OWLv2 with Input box image guided detection #364

Closed theodu closed 8 months ago

theodu commented 8 months ago

Hi @NielsRogge, Thank you for your huge work bringing on HuggingFace transformers OWLv2 and a very nice tutorial.

I am interested to run image guided detection with an input bounding box around an object, as done in the OWL-ViT original author notebook.

However, with experiments, I see that it does not wok to just give the box-cropped image as the query image (it gives very bad results) and the code on huggingFace does not accept to give an input box.

In this line of code, we see however that all the logic is implemented and we always take an query box of (0,0,1,1). Are you planning the extend the guided image detection to be able to change that input ?

thank you!

NielsRogge commented 8 months ago

Hi,

I've just updated my OWLv2 notebook to look exactly like the one you link, so there shouldn't be any differences. The original notebook also does not work on a box-cropped image. The reason for that is that the model expects a certain patch embedding as conditioning.

Hence you need to first run the model on the query image to get a patch embedding. The authors had a hardcoded method for that for v1 (the line of code you refer to), however for v2 they take the patch with the highest objectness score (as v2 has an objectness head on top of the vision encoder). My PR here is adding support for that.

theodu commented 8 months ago

I had a look at the notebook and the PR. It works great when the query image represents on big object at the center of the image.

In my case, I try to predict similar objects on images similar to the following one from the DOTAV2 dataset: The idea would be to locate just on plane on the input image and to find most of them on the same image.

When I run the top objectness on this image, I have boxes that are far from the input that I would like to give to the model (just a single plane).
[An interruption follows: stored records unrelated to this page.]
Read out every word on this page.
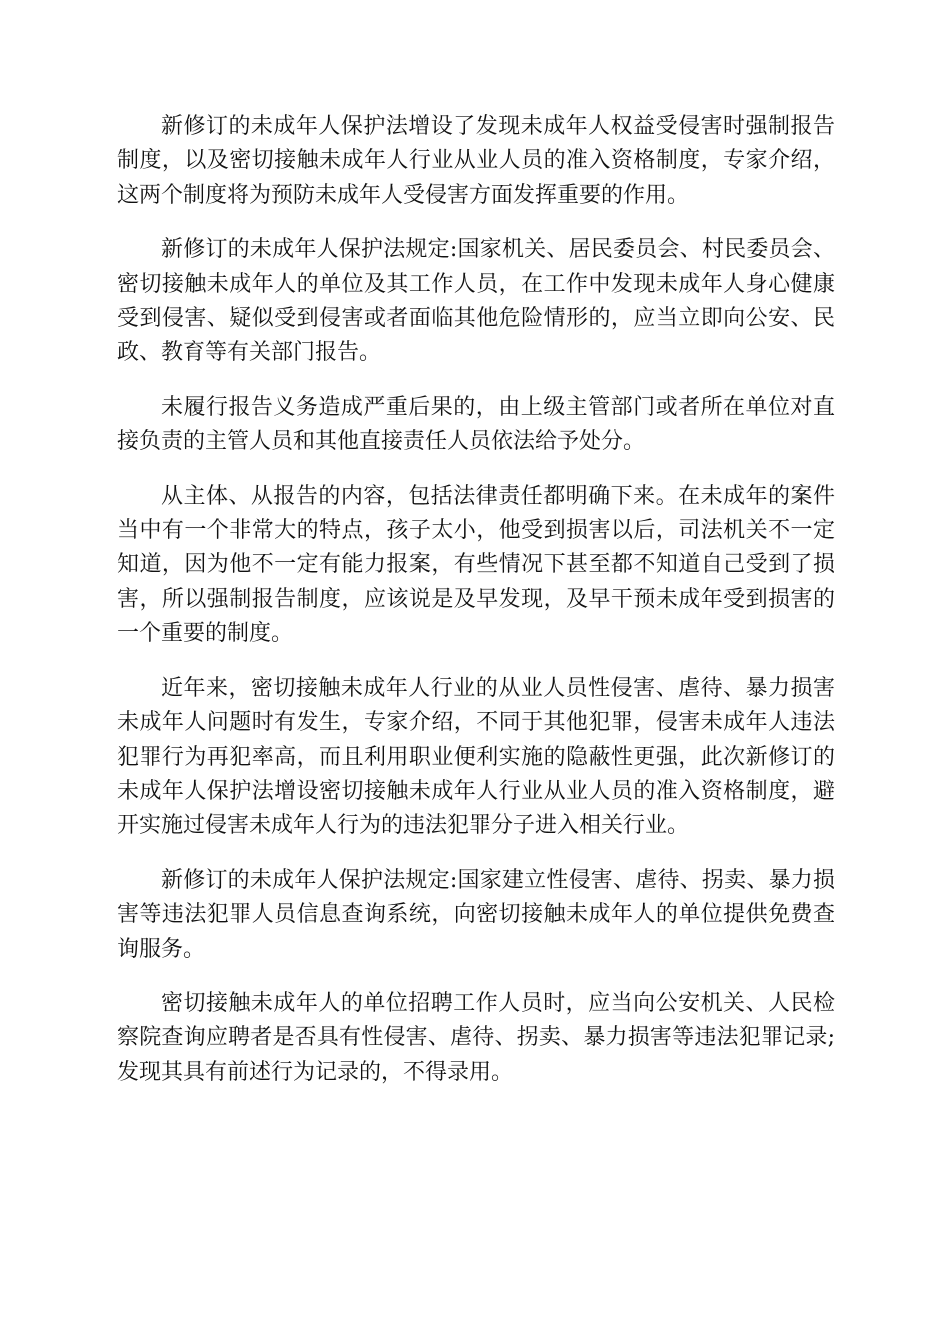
新修订的未成年人保护法增设了发现未成年人权益受侵害时强制报告制度，以及密切接触未成年人行业从业人员的准入资格制度，专家介绍，这两个制度将为预防未成年人受侵害方面发挥重要的作用。

新修订的未成年人保护法规定:国家机关、居民委员会、村民委员会、密切接触未成年人的单位及其工作人员，在工作中发现未成年人身心健康受到侵害、疑似受到侵害或者面临其他危险情形的，应当立即向公安、民政、教育等有关部门报告。

未履行报告义务造成严重后果的，由上级主管部门或者所在单位对直接负责的主管人员和其他直接责任人员依法给予处分。

从主体、从报告的内容，包括法律责任都明确下来。在未成年的案件当中有一个非常大的特点，孩子太小，他受到损害以后，司法机关不一定知道，因为他不一定有能力报案，有些情况下甚至都不知道自己受到了损害，所以强制报告制度，应该说是及早发现，及早干预未成年受到损害的一个重要的制度。

近年来，密切接触未成年人行业的从业人员性侵害、虐待、暴力损害未成年人问题时有发生，专家介绍，不同于其他犯罪，侵害未成年人违法犯罪行为再犯率高，而且利用职业便利实施的隐蔽性更强，此次新修订的未成年人保护法增设密切接触未成年人行业从业人员的准入资格制度，避开实施过侵害未成年人行为的违法犯罪分子进入相关行业。

新修订的未成年人保护法规定:国家建立性侵害、虐待、拐卖、暴力损害等违法犯罪人员信息查询系统，向密切接触未成年人的单位提供免费查询服务。

密切接触未成年人的单位招聘工作人员时，应当向公安机关、人民检察院查询应聘者是否具有性侵害、虐待、拐卖、暴力损害等违法犯罪记录;发现其具有前述行为记录的，不得录用。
Your image_guided_detection_v2 takes the box with the highest objectness so it wouldn't address this issue, or am I missing something ? A solution would be to follow what you do in your notebook with the cats and to take a box that both have a big IOU with the input box that I give and a big objectness score ?

small_planes

Capture d’écran 2023-10-31 à 19 20 44
NielsRogge commented 8 months ago

It seems that the images you're trying on have objects which are pretty small, so I'd advise to use SAHI to perform object detection on smaller cropped images.

Additionally, as the notebook shows, you can also take an index of another patch with a high objectness score, you don't necessarily need to take the one with the highest score (although the method I'm adding in the PR above will take the one with the highest score).

theodu commented 8 months ago

Thanks a lot for your answers!